RADWIMPS『天気の子』、セールス好調続く 野田洋次郎は“マルチな音楽家”に

参考:2019年8月12日付週間アルバムランキング(2019年7月29日~2019年8月4日)

 8月最初の週間アルバムチャートです。先月は1位→2位→2位→1位→1位とトップを独走してきた嵐『5×20 All the BEST!! 1999-2019』が3位にランクダウン。とはいえ、まだまだ息の長いセールスを続けています。

RADWIMPS『天気の子』

 嵐ばかり追っていると見逃してしまいますが、ここ数週間しっかり売れ続けているもうひとつの注目作が4位のRADWIMPS『天気の子』。先々週に4.3万枚で3位、先週は2.4万枚で2位、今週は1.4万枚の売り上げを記録し、累計はすでに8.1万枚超え。バンド名義の作品としても、映画のサントラとしても、これほどのセールスをさらりと叩き出せることがまず素晴らしい。

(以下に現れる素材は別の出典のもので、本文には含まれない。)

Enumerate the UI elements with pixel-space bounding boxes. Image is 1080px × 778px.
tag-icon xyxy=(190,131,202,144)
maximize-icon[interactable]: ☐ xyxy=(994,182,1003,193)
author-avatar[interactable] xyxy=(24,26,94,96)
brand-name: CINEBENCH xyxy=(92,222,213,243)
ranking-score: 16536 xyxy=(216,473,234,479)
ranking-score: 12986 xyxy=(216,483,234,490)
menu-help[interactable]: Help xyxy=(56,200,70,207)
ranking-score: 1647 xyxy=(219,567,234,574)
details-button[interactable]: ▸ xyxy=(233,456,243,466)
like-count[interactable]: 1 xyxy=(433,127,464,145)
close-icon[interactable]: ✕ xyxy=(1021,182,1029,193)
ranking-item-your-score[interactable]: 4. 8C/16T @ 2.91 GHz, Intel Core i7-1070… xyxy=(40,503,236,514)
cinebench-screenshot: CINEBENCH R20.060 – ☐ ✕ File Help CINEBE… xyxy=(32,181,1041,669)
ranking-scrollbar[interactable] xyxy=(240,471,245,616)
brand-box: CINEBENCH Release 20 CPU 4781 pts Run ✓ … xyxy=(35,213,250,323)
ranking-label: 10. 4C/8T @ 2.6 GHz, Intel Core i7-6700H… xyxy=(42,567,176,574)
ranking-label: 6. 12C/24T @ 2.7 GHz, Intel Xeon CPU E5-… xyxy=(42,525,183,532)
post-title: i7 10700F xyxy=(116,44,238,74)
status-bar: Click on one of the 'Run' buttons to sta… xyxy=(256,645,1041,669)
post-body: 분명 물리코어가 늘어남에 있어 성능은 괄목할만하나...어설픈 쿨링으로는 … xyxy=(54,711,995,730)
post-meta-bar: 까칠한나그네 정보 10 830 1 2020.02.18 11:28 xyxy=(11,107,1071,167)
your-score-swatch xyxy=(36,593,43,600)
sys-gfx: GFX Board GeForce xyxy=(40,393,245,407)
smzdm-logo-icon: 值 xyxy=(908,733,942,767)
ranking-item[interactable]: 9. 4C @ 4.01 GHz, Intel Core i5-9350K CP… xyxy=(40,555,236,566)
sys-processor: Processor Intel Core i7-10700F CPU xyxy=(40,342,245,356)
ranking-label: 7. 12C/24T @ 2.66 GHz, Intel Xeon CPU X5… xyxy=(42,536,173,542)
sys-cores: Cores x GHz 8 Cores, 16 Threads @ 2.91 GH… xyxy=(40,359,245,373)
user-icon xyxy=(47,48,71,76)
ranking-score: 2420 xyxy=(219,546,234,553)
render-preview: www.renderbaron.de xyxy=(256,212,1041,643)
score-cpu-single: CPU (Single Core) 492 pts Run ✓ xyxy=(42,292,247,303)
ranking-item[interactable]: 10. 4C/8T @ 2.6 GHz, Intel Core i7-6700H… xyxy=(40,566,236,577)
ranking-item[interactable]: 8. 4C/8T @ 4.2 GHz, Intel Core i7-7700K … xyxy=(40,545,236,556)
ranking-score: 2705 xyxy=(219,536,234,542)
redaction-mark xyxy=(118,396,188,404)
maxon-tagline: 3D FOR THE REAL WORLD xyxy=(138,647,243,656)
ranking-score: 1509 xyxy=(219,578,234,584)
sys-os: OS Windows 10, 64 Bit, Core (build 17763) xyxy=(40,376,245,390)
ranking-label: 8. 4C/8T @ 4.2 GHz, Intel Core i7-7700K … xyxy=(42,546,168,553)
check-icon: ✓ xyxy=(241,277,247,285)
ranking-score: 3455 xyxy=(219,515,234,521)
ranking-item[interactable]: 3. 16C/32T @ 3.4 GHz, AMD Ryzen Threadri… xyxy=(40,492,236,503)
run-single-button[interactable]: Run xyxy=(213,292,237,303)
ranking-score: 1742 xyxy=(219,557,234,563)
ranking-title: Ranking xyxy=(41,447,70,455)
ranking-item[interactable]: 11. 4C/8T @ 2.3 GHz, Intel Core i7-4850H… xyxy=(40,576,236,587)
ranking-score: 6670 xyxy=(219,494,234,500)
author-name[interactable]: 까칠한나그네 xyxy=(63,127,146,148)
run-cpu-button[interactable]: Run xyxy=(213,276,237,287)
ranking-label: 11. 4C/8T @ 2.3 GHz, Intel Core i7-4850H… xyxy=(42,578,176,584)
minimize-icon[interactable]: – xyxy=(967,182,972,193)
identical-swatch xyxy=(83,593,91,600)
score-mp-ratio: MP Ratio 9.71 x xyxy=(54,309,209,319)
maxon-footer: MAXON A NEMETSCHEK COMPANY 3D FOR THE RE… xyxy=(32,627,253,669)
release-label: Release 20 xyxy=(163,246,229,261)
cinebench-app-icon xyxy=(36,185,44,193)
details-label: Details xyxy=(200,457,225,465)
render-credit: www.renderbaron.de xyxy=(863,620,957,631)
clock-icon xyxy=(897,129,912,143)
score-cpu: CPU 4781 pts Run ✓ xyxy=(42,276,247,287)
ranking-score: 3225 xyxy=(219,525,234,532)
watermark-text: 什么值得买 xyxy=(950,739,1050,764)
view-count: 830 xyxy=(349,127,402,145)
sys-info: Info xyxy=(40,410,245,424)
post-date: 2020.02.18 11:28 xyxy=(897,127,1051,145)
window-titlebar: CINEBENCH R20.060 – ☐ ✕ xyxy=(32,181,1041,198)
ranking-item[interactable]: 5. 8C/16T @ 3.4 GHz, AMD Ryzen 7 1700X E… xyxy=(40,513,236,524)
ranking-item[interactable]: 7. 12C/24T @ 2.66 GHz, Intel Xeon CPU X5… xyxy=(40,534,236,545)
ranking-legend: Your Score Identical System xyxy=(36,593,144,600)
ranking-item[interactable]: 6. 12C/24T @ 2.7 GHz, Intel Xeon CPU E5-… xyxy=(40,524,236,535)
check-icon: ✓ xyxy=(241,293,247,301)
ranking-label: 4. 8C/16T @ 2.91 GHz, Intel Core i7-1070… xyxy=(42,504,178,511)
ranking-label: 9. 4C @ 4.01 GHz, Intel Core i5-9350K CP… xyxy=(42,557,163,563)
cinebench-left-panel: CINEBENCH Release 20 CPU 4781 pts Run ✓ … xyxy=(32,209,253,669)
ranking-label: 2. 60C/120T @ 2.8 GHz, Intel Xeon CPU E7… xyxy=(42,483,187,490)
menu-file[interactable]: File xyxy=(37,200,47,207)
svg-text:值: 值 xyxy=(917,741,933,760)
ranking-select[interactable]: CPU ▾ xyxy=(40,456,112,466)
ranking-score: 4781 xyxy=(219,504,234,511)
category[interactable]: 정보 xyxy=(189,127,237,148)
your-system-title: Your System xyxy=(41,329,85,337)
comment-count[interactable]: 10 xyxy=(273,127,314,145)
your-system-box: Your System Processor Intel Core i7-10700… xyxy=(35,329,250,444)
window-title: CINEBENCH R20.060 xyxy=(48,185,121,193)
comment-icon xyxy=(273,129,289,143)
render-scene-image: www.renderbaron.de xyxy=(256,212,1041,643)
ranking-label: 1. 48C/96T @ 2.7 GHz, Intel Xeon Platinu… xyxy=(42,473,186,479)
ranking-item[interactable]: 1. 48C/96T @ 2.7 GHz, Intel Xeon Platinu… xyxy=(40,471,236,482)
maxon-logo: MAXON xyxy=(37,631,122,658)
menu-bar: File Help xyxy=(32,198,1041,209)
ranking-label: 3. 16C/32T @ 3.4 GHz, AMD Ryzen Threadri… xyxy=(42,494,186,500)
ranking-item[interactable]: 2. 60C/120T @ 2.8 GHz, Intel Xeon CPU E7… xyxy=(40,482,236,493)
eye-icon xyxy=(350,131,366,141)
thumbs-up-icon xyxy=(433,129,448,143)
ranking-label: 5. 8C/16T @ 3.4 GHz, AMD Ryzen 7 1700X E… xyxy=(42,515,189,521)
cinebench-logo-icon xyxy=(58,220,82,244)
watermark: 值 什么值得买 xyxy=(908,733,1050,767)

 『天気の子』は、国民的ヒットとなったアニメーション映画『君の名は。』に続き、新海誠監督とがっちりタッグを組んで制作されたもので、いわゆるスタジオアルバムとは趣向が違います。主題歌「愛にできることはまだあるかい」を筆頭に、「大丈夫」や三浦透子をボーカルに迎えた「グランドエスケープ」など単曲の評判も高いのですが、あくまで劇伴として、アニメの世界観に寄り添っている仕事ぶりに注目したいところ。

 通常、ロックバンドのシンガーは感情の起伏が強く、自分の思いを形にしたい、そのためにも自分を深く掘り下げたい、と考える傾向があるように思います。野田洋次郎ももちろんそういう曲を書き、時には強烈なダークサイドと対峙してきたシンガーのひとり。「(劇伴において)自分の音楽性はどうでもいいと思っている」とは、自身も音楽家として活躍し、数々の劇伴を手がけてきた大友良英の言葉(参照)。それを踏まえると、野田洋次郎って本当に前例のない才能を発揮していますよね。そんなマルチな音楽家に彼自身が望んでなったのだ、というべきかもしれません。

 ロックバンドとして「前前前世」のようなヒット曲を書き、同時に「洗脳」や「PAPARAZZI~*この物語はフィクションです~」のようにタブーすれすれのテーマにも挑んでいく。さらにソロで実験性を爆発させ、劇伴ではプロの仕事を完遂する。他にも楽曲提供やプロデュース業も楽しんでいるようで、今の彼は、まさに音楽家として脂が乗り切った状態でしょう。気の早い話をしてしまえば、現在30代前半の彼が将来的にどんな音楽家/表現者になっているのか、楽しみでなりません。